Paul Chiasson Paul Chiasson / La Presse Canadienne

MONTRÉAL — La section Centrale de la Ligue nationale de hockey n’est pas la section Atlantique, et les Blues de St. Louis ne sont pas les Red Wings de Detroit, encore moins les Sabres de Buffalo. Mais le Canadien de Montréal s’est tenu debout dans un contexte où, lors des six premières semaines de la saison, il lui était arrivé si souvent de s’écrouler lamentablement.

Après le revers crève-coeur de 4-3 mardi soir au Centre Bell, les joueurs du Canadien interrogés dans le vestiaire ont insisté sur la ténacité qu’ils avaient manifestée après un misérable début de deuxième période.

«Nous savions que ce serait une lutte de tous les instants, et nous avons fait du bon travail pour venir de l’arrière deux fois. Nous nous sommes creusé un trou mais nous avons montré du caractère pour combler ces déficits», a déclaré Shea Weber, dont les deux buts ont permis de porter la marque 3-3.

Le score était de 1-1 après les 20 premières minutes de jeu et la troupe de Claude Julien s’était ressaisie après avoir dû patienter pendant une douzaine de minutes avant de récolter un premier tir en direction de Jake Allen.

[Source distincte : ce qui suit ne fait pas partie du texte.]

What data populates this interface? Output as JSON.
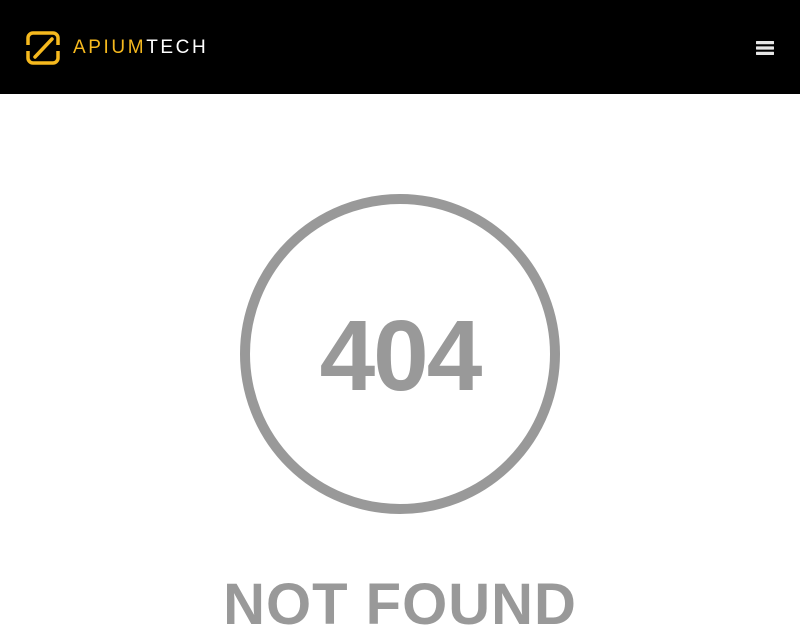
{
  "header": {
    "brand_part1": "APIUM",
    "brand_part2": "TECH",
    "logo_icon": "apiumtech-logo-icon",
    "menu_icon": "hamburger-menu-icon"
  },
  "error": {
    "code": "404",
    "message": "NOT FOUND"
  },
  "colors": {
    "header_bg": "#000000",
    "brand_accent": "#f6b91e",
    "brand_white": "#ffffff",
    "error_grey": "#999999",
    "page_bg": "#ffffff"
  }
}
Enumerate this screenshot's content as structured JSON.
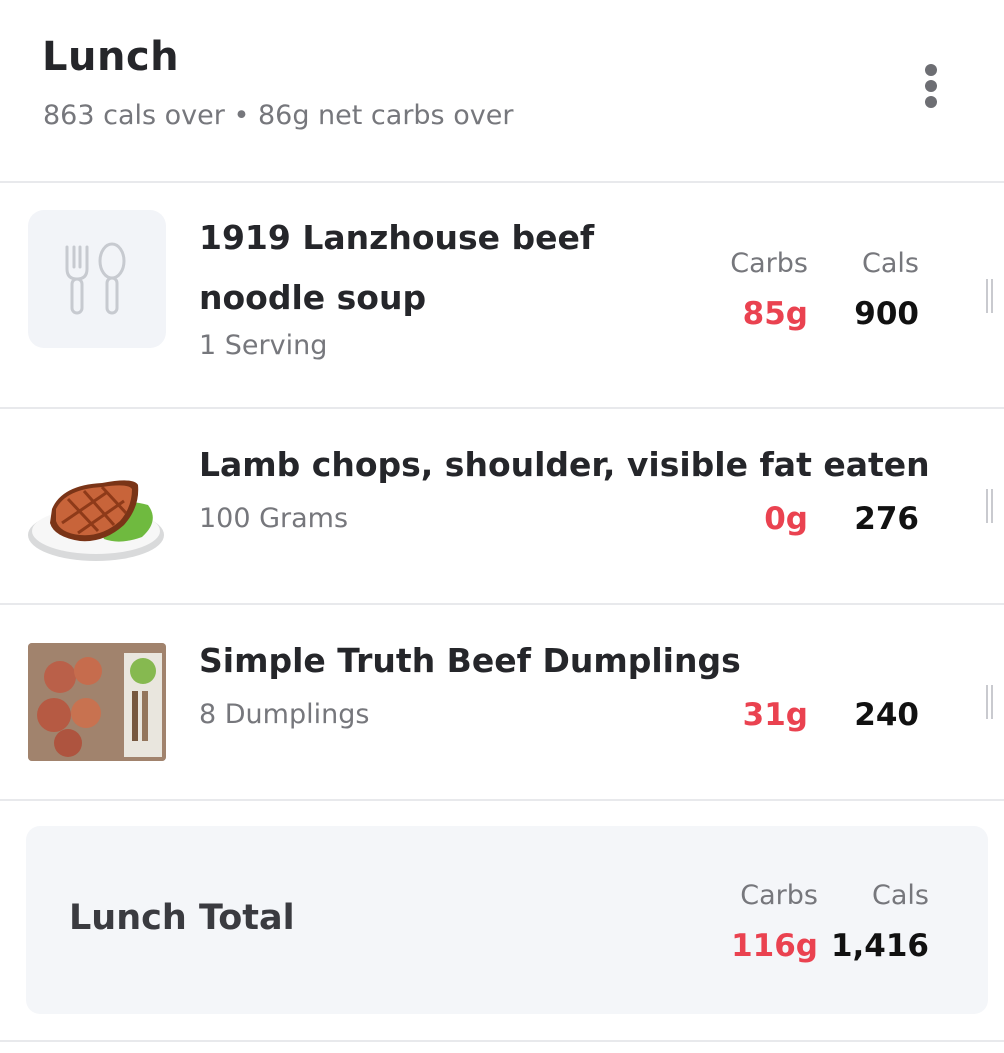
{
  "meal": {
    "title": "Lunch",
    "summary": "863 cals over • 86g net carbs over"
  },
  "columns": {
    "carbs": "Carbs",
    "cals": "Cals"
  },
  "entries": [
    {
      "name_line1": "1919 Lanzhouse beef",
      "name_line2": "noodle soup",
      "quantity": "1 Serving",
      "carbs": "85g",
      "cals": "900",
      "image": "utensils-icon"
    },
    {
      "name": "Lamb chops, shoulder, visible fat eaten",
      "quantity": "100 Grams",
      "carbs": "0g",
      "cals": "276",
      "image": "grilled-meat-plate"
    },
    {
      "name": "Simple Truth Beef Dumplings",
      "quantity": "8 Dumplings",
      "carbs": "31g",
      "cals": "240",
      "image": "dumplings-package-photo"
    }
  ],
  "total": {
    "label": "Lunch Total",
    "carbs": "116g",
    "cals": "1,416"
  },
  "colors": {
    "carbs": "#ea4250",
    "muted": "#76777c",
    "panel": "#f4f6f9",
    "divider": "#e8e9ec"
  }
}
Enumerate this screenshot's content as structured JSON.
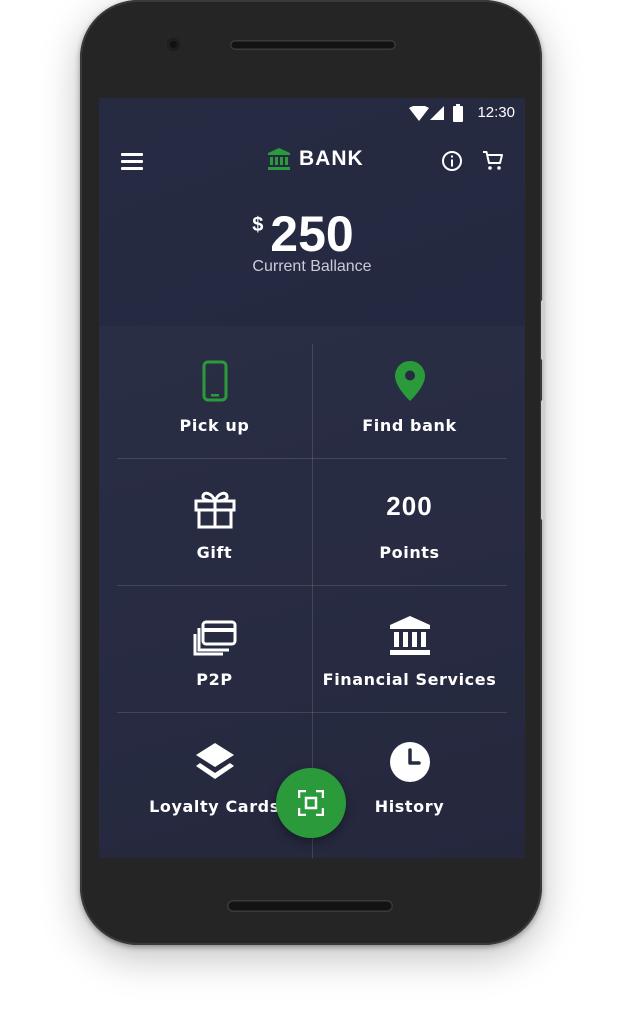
{
  "status_bar": {
    "time": "12:30"
  },
  "app_bar": {
    "brand": "BANK"
  },
  "balance": {
    "currency": "$",
    "amount": "250",
    "label": "Current Ballance"
  },
  "tiles": [
    {
      "label": "Pick up",
      "icon": "smartphone-icon"
    },
    {
      "label": "Find bank",
      "icon": "location-pin-icon"
    },
    {
      "label": "Gift",
      "icon": "gift-icon"
    },
    {
      "value": "200",
      "label": "Points"
    },
    {
      "label": "P2P",
      "icon": "cards-icon"
    },
    {
      "label": "Financial Services",
      "icon": "bank-building-icon"
    },
    {
      "label": "Loyalty Cards",
      "icon": "layers-icon"
    },
    {
      "label": "History",
      "icon": "clock-icon"
    }
  ],
  "fab": {
    "icon": "scan-icon"
  },
  "colors": {
    "accent": "#2a9a3b",
    "background": "#2a2e45",
    "text": "#ffffff"
  }
}
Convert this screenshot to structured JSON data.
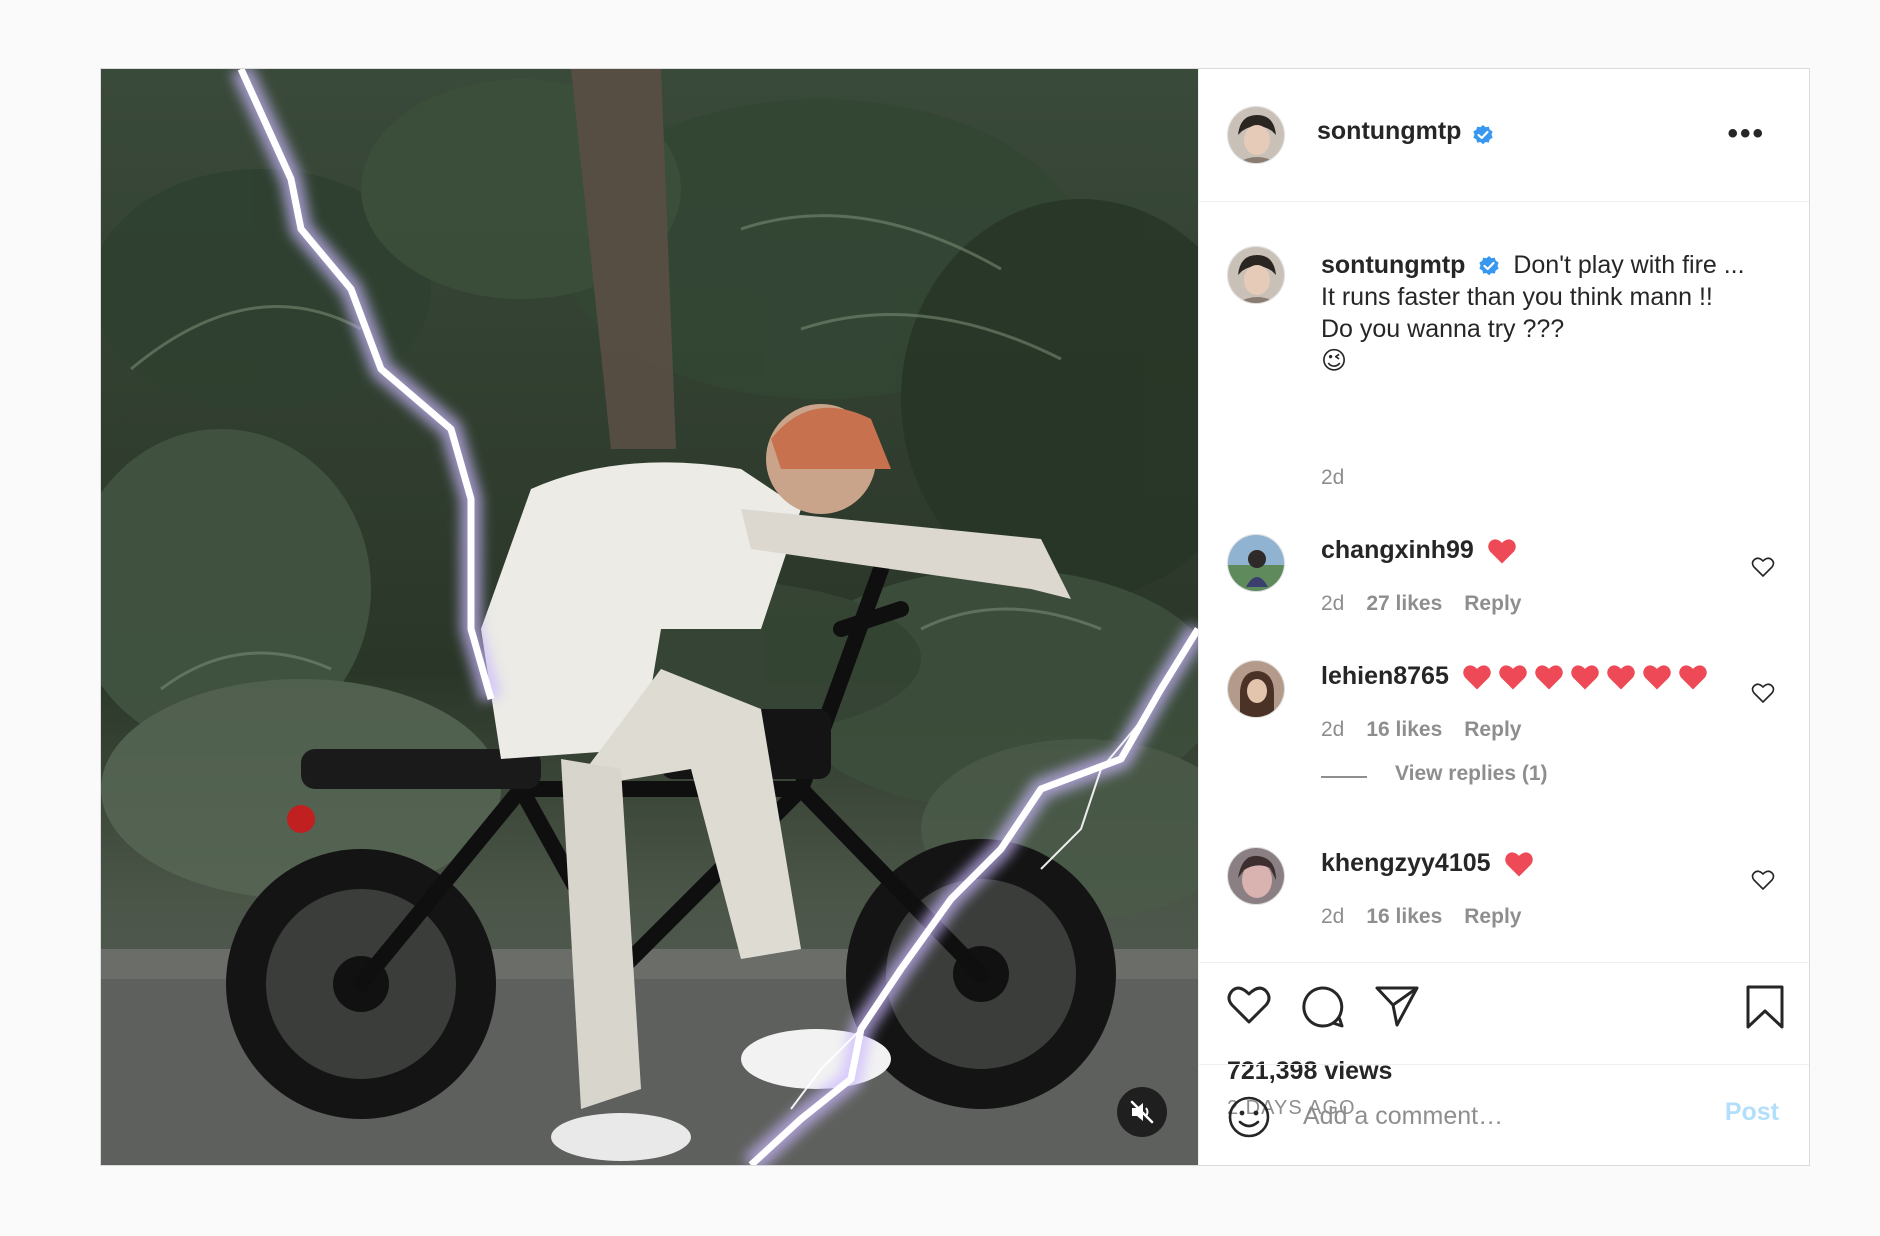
{
  "post": {
    "author": {
      "username": "sontungmtp",
      "verified": true
    },
    "caption": {
      "line1": "Don't play with fire ...",
      "line2": "It runs faster than you think mann !!",
      "line3": "Do you wanna try ???",
      "emoji": "😉",
      "time": "2d"
    },
    "media": {
      "type": "video",
      "muted": true,
      "icon": "speaker-muted-icon"
    },
    "more_icon": "more-options-icon",
    "more_label": "•••"
  },
  "comments": [
    {
      "username": "changxinh99",
      "text": "❤️",
      "hearts": 1,
      "time": "2d",
      "likes": "27 likes",
      "reply": "Reply"
    },
    {
      "username": "lehien8765",
      "text": "❤️❤️❤️❤️❤️❤️❤️",
      "hearts": 7,
      "time": "2d",
      "likes": "16 likes",
      "reply": "Reply",
      "view_replies": "View replies (1)"
    },
    {
      "username": "khengzyy4105",
      "text": "❤️",
      "hearts": 1,
      "time": "2d",
      "likes": "16 likes",
      "reply": "Reply"
    }
  ],
  "actions": {
    "icons": [
      "heart-icon",
      "comment-icon",
      "share-icon",
      "bookmark-icon"
    ],
    "views": "721,398 views",
    "posted": "2 DAYS AGO"
  },
  "add_comment": {
    "placeholder": "Add a comment…",
    "post_label": "Post",
    "emoji_icon": "smiley-icon"
  },
  "colors": {
    "verified": "#3897f0",
    "heart_red": "#ed4956",
    "post_button_disabled": "#b2dffc",
    "secondary_text": "#8e8e8e"
  }
}
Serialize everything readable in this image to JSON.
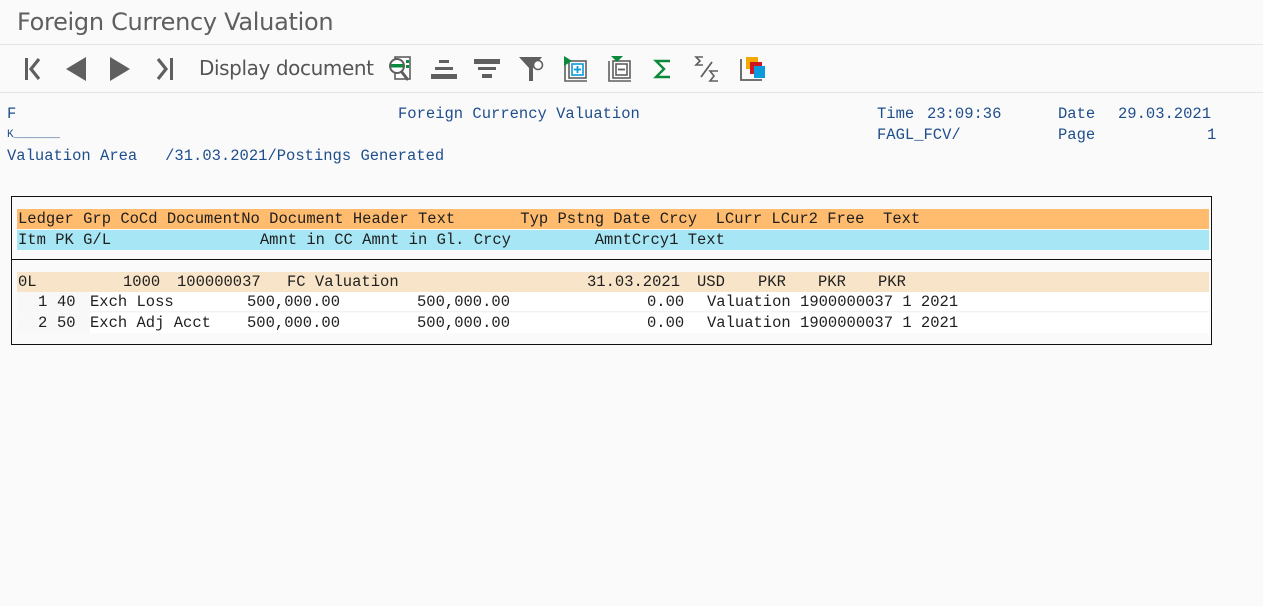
{
  "window": {
    "title": "Foreign Currency Valuation"
  },
  "toolbar": {
    "buttons": [
      {
        "name": "first-page",
        "icon": "first-page-icon"
      },
      {
        "name": "previous-page",
        "icon": "previous-page-icon"
      },
      {
        "name": "next-page",
        "icon": "next-page-icon"
      },
      {
        "name": "last-page",
        "icon": "last-page-icon"
      }
    ],
    "display_document_label": "Display document",
    "icons": [
      "detail-view-icon",
      "sort-ascending-icon",
      "sort-descending-icon",
      "filter-icon",
      "expand-icon",
      "collapse-icon",
      "total-icon",
      "subtotal-icon",
      "layout-icon"
    ],
    "colors": {
      "icon_gray": "#5f5f5f",
      "accent_green": "#0a8a3a",
      "accent_blue": "#0a9bdc"
    }
  },
  "report_header": {
    "line1_left": "F",
    "line1_center": "Foreign Currency Valuation",
    "time_label": "Time",
    "time_value": "23:09:36",
    "date_label": "Date",
    "date_value": "29.03.2021",
    "line2_left": "K_______",
    "program": "FAGL_FCV/",
    "page_label": "Page",
    "page_value": "1",
    "line3": "Valuation Area   /31.03.2021/Postings Generated"
  },
  "table": {
    "header_row1": "Ledger Grp CoCd DocumentNo Document Header Text       Typ Pstng Date Crcy  LCurr LCur2 Free  Text",
    "header_row2": "Itm PK G/L                Amnt in CC Amnt in Gl. Crcy         AmntCrcy1 Text",
    "document": {
      "ledger": "0L",
      "cocd": "1000",
      "document_no": "100000037",
      "header_text": "FC Valuation",
      "posting_date": "31.03.2021",
      "crcy": "USD",
      "lcurr": "PKR",
      "lcur2": "PKR",
      "free": "PKR"
    },
    "items": [
      {
        "itm": "1",
        "pk": "40",
        "gl": "Exch Loss",
        "amnt_cc": "500,000.00",
        "amnt_gl": "500,000.00",
        "amnt_crcy1": "0.00",
        "text": "Valuation 1900000037 1 2021"
      },
      {
        "itm": "2",
        "pk": "50",
        "gl": "Exch Adj Acct",
        "amnt_cc": "500,000.00",
        "amnt_gl": "500,000.00",
        "amnt_crcy1": "0.00",
        "text": "Valuation 1900000037 1 2021"
      }
    ],
    "colors": {
      "header1": "#ffbb6e",
      "header2": "#a6e6f5",
      "document_row": "#f8e4c8",
      "item_row": "#ffffff"
    }
  }
}
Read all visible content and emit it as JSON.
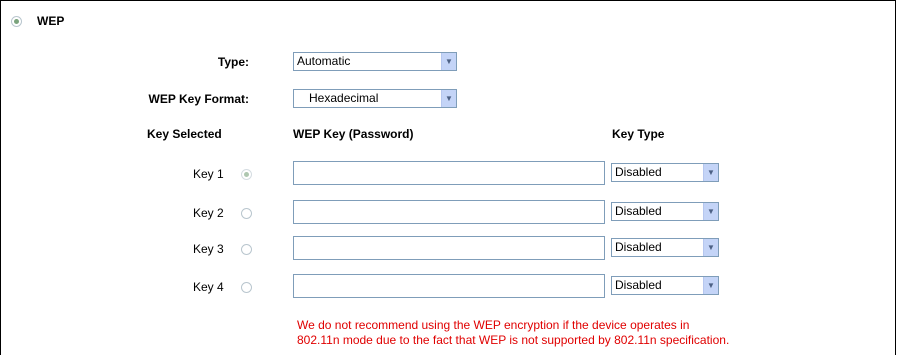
{
  "section": {
    "title": "WEP",
    "selected": true
  },
  "type": {
    "label": "Type:",
    "value": "Automatic"
  },
  "key_format": {
    "label": "WEP Key Format:",
    "value": "Hexadecimal"
  },
  "headers": {
    "key_selected": "Key Selected",
    "wep_key": "WEP Key (Password)",
    "key_type": "Key Type"
  },
  "keys": [
    {
      "label": "Key 1",
      "selected": true,
      "value": "",
      "type": "Disabled"
    },
    {
      "label": "Key 2",
      "selected": false,
      "value": "",
      "type": "Disabled"
    },
    {
      "label": "Key 3",
      "selected": false,
      "value": "",
      "type": "Disabled"
    },
    {
      "label": "Key 4",
      "selected": false,
      "value": "",
      "type": "Disabled"
    }
  ],
  "warning": {
    "line1": "We do not recommend using the WEP encryption if the device operates in",
    "line2": "802.11n mode due to the fact that WEP is not supported by 802.11n specification."
  },
  "colors": {
    "warning": "#e00000",
    "radio_checked": "#7aa37c"
  }
}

Jordie Benn avait réussi à créer l’égalité et il aurait été plausible de croire que les joueurs du Canadien auraient le vent dans les voiles pour amorcer les hostilités en deuxième.

Mais grâce à la taille de leurs joueurs et leur style de jeu compact, les Blues ont cette capacité à freiner les élans adverses et ce sont eux qui ont frappé vite et fort. Ils ont marqué deux fois en seulement sept secondes, avant qu’il y ait même trois minutes de complétées au début de la période médiane, et soudainement la marque était de 3-1.

Des images d’octobre, et même des premières semaines de novembre, ont probablement traversé l’esprit des amateurs après les buts de Scottie Upshall et le deuxième du match de Brayden Schenn. Peut-être que la catastrophe pressentie se serait matérialisée si le tir du défenseur Colton Parayko n’avait pas abouti sur le poteau à la gauche de Carey Price, 61 secondes après le but de Schenn.

«Personnellement, je pense que nous avons passé ce stade et je ne crois pas que nous devons revenir là-dessus, a répondu Claude Julien lorsque questionné sur le fait que ce rapide doublé n’a pas assommé l’équipe. Ils ont marqué deux buts rapides et les deux sont venus à la suite d’erreurs mentales et non parce que nous étions découragés. Nous assumons ces erreurs.

«Mais de la façon dont nous avons joué dernièrement nous savions, avec un retard de 3-1, que nous avions encore une opportunité (de revenir). Notre deuxième but à la fin de la deuxième période nous a redonné de la vie, et nous avons amorcé la troisième déterminés à revenir dans le match, ce que nous avons fait. Malheureusement, un peu de malchance a mené au but gagnant. Au moins, notre équipe a bataillé et n’a pas abandonné. Il y a beaucoup de bonnes choses à tirer d’un match comme celui-là», a renchéri l’entraîneur-chef du Canadien.

Malgré tous les bons mots de Julien à ce sujet, Andrew Shaw déplorait ces deux buts rapides des Blues. Mais comme Weber et son entraîneur-chef, il a aussi mis l’accent sur l’effort de l’équipe pour ramener le match à la case de départ.

«Nous avons mal commencé, mais les gars ont lutté. Nous avons connu une bonne deuxième moitié de match, nous avons été compétitifs et sommes revenus dans la rencontre. Mais il faut continuer d’être meilleurs lors des présences qui suivent un but concédé. Nous en avons déjà parlé et nous savons qu’il faut faire mieux. Nous sommes conscients que ces présences sur la patinoire sont importantes.»